The steep jump in fees will dramatically curtail many physicians’ ability to seek arbitration when a health plan offers insufficient payment for care.

“The problem is that many payment disputes in these cases amount to less than the fees physicians would have to pay to dispute the unfair payments,” said TMA President Gary W. Floyd, MD. “Why would doctors and providers pay the $350 nonrefundable administrative fee to arbitrate a $200 or so payment dispute with a health insurer? The fees deny physicians the ability to formally seek fair payment for taking care of our patients, and that’s just wrong.”

TMA argues the administrative fee hike is difficult for all physician specialties to bear, but especially those specialties that have more small-dollar claims, such as radiology.

The non-refundable administrative fee is in addition to the separate fee that each party must pay the IDR entity for its services, though that fee is refundable to the party that wins the arbitration dispute.

TMA also disputes the rules’ narrowing of the law’s provisions on “batching” claims for arbitration, which Congress authorized to encourage efficiency and minimize costs in the IDR process.

TMA’s first lawsuit – filed in 2021, and which TMA won at the district court level – alleged that in the interim final rules governing arbitrations between insurers and physicians, the agencies unlawfully required arbitrators to “rebuttably presume” the offer closest to the qualifying payment amount (QPA) was the appropriate out-of-network rate. TMA filed its second lawsuit in September 2022 challenging the NSA’s August 2022 final rules published by the federal agencies, alleging the final rules unfairly advantage health insurers by requiring arbitrators to give outsized weight or consideration to the QPA. The court’s ruling on that suit’s December 2022 hearing is anticipated at any time.

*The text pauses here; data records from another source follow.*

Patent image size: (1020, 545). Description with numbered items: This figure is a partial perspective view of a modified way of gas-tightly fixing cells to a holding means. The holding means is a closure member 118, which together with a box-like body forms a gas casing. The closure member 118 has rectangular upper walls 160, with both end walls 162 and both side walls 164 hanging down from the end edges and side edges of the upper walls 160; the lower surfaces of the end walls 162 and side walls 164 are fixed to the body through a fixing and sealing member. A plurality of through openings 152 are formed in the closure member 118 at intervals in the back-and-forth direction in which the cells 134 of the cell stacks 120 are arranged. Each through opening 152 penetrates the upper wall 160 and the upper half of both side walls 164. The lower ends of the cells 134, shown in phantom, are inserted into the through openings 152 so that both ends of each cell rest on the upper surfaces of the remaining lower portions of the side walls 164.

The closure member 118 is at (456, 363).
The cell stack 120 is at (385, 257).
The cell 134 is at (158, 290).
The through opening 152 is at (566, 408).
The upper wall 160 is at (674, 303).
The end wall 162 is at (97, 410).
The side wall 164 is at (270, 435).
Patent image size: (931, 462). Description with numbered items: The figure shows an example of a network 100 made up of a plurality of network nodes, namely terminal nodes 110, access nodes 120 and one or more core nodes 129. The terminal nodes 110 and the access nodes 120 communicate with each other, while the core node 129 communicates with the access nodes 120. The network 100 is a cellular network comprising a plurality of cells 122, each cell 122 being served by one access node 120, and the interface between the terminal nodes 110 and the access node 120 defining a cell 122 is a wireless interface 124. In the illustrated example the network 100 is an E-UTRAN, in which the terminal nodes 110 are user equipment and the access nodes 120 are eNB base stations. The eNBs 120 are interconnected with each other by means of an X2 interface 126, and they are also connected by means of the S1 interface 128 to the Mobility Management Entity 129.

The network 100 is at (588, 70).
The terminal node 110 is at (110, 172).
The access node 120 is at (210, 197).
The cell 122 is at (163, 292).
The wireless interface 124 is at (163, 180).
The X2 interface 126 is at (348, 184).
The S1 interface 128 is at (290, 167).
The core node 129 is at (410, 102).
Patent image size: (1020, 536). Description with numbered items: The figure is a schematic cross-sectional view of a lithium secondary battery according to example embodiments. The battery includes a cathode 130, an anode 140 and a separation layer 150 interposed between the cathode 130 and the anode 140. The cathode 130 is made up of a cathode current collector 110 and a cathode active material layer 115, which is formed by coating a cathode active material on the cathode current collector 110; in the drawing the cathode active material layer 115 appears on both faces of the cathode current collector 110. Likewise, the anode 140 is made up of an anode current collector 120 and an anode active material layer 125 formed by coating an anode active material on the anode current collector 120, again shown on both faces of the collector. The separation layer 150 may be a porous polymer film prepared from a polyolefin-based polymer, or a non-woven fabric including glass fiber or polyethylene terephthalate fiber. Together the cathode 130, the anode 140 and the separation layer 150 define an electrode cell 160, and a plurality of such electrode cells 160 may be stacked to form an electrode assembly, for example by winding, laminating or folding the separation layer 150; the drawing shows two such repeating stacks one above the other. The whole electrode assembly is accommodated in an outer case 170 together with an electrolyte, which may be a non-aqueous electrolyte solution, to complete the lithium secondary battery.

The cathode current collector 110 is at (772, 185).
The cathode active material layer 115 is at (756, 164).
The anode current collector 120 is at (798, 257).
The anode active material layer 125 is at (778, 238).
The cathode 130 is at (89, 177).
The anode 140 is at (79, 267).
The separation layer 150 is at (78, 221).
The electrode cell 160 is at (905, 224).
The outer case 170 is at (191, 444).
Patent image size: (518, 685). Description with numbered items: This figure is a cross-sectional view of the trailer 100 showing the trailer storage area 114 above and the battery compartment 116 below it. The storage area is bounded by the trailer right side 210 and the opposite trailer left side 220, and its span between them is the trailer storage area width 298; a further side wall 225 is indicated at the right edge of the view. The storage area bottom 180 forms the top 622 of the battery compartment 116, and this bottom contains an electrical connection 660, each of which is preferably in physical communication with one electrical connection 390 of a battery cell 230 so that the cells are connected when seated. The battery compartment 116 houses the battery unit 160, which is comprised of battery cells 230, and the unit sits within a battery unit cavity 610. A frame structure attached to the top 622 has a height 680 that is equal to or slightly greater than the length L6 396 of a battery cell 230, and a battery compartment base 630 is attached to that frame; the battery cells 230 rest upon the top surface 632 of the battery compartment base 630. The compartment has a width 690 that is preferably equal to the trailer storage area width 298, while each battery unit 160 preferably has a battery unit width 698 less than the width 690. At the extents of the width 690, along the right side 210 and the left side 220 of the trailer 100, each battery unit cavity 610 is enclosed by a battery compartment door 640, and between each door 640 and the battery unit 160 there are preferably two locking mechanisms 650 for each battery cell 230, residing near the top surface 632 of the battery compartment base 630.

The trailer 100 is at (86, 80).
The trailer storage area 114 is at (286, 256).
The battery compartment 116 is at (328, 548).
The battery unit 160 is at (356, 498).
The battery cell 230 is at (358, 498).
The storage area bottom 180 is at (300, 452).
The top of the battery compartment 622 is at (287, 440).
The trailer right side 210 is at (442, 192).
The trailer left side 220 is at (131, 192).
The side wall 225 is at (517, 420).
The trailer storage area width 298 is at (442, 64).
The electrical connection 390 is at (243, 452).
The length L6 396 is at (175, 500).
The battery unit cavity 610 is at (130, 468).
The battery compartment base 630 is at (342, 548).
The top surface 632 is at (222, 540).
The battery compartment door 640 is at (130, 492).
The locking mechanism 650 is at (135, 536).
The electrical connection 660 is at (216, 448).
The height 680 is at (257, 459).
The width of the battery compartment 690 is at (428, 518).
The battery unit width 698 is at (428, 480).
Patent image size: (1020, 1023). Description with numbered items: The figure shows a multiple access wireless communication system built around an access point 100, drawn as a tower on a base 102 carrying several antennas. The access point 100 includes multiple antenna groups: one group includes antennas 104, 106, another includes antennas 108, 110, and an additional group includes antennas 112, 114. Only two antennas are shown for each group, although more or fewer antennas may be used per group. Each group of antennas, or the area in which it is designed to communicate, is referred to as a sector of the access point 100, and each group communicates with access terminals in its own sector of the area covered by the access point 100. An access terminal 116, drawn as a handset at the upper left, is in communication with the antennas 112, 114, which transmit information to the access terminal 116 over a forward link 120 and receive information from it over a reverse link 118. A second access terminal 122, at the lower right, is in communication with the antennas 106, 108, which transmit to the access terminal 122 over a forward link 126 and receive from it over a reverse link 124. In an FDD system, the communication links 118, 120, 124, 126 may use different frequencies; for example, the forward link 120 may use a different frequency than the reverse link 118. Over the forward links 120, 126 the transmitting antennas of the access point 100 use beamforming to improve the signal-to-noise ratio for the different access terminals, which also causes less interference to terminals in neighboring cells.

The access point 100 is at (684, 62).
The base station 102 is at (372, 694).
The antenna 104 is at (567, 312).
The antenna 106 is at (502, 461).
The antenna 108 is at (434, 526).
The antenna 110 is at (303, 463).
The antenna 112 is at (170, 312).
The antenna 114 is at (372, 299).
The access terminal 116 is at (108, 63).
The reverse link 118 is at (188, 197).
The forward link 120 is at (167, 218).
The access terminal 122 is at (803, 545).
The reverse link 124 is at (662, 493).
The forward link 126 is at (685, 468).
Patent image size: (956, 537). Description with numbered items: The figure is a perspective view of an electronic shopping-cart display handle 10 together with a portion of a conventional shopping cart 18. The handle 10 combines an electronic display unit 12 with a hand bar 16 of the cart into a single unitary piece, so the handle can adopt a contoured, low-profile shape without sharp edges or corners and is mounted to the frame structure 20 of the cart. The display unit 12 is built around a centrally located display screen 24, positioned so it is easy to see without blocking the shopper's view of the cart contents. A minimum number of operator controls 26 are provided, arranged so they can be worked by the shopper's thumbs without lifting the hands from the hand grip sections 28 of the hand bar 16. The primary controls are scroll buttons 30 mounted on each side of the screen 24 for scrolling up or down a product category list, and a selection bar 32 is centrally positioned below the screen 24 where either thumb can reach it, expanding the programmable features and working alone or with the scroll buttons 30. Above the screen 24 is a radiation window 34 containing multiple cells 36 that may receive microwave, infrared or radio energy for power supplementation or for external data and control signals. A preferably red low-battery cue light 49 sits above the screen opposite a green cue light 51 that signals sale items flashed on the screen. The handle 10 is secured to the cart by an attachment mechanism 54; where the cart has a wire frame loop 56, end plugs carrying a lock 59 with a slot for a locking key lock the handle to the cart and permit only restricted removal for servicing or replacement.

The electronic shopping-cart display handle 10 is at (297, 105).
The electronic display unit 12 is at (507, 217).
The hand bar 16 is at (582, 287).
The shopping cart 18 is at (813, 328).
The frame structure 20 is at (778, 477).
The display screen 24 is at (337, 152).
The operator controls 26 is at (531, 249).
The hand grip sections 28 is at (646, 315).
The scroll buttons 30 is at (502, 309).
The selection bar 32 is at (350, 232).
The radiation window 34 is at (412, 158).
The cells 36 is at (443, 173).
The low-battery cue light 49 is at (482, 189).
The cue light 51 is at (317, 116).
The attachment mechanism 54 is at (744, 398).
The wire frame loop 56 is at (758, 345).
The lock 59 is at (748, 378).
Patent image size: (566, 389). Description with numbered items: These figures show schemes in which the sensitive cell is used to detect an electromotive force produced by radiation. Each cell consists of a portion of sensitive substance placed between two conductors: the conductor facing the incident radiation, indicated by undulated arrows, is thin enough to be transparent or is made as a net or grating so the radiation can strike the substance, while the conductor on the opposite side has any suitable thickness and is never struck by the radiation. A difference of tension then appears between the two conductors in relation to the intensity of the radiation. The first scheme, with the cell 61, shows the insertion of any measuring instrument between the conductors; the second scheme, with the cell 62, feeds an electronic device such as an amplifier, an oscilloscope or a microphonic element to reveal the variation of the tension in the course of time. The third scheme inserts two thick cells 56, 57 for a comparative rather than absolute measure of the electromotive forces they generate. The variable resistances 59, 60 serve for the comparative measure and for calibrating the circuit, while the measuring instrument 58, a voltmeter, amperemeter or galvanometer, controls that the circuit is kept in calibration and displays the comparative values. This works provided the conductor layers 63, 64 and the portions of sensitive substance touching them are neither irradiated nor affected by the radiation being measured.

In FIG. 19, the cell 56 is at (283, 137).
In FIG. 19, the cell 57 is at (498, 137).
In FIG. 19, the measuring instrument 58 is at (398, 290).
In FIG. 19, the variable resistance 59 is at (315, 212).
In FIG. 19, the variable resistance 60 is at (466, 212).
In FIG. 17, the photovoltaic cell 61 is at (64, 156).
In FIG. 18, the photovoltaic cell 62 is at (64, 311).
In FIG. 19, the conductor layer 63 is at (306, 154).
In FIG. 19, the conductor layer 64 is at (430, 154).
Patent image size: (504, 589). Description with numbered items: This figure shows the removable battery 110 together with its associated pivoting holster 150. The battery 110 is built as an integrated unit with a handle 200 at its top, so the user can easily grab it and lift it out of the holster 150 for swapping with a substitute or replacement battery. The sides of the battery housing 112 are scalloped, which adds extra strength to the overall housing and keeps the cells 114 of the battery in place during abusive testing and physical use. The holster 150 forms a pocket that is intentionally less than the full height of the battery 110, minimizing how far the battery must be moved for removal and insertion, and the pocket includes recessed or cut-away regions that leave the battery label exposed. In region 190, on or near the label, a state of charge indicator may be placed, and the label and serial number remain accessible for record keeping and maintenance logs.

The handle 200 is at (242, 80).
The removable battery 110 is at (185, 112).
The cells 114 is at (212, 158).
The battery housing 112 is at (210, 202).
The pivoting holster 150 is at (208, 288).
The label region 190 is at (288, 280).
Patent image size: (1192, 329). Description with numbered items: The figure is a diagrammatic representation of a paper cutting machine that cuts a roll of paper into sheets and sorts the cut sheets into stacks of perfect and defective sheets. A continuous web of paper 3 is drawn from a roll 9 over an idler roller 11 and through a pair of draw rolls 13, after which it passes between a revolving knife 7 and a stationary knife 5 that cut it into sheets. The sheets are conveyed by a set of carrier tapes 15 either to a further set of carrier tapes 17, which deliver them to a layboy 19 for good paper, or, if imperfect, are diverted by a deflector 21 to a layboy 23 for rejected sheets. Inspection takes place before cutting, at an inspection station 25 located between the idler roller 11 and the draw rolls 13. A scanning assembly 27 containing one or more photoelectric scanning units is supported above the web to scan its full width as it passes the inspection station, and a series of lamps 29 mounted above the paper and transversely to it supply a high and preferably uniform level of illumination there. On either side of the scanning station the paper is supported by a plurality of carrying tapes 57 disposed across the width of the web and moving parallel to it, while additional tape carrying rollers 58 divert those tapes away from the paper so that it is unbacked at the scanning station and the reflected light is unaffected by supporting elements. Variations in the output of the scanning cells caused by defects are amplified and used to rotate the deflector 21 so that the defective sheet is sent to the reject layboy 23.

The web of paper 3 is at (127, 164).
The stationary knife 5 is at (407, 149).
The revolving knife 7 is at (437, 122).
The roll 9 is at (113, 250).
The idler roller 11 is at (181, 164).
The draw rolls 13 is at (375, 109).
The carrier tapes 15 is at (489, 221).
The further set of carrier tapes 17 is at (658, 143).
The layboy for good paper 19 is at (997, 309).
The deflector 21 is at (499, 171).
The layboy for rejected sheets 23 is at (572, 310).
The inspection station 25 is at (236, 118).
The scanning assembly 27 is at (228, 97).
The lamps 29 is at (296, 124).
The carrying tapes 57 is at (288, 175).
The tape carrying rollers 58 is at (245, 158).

TMA filed its third lawsuit in November 2022 challenging certain portions of the July 2021 interim final rules implementing the federal NSA. No hearing date has been set for that case, which challenges certain parts of the rules that artificially deflate the QPA.

TMA is the largest state medical society in the nation, representing more than 57,000 physician and medical student members. It is located in Austin and has 110 component county medical societies around the state. TMA’s key objective since 1853 is to improve the health of all Texans.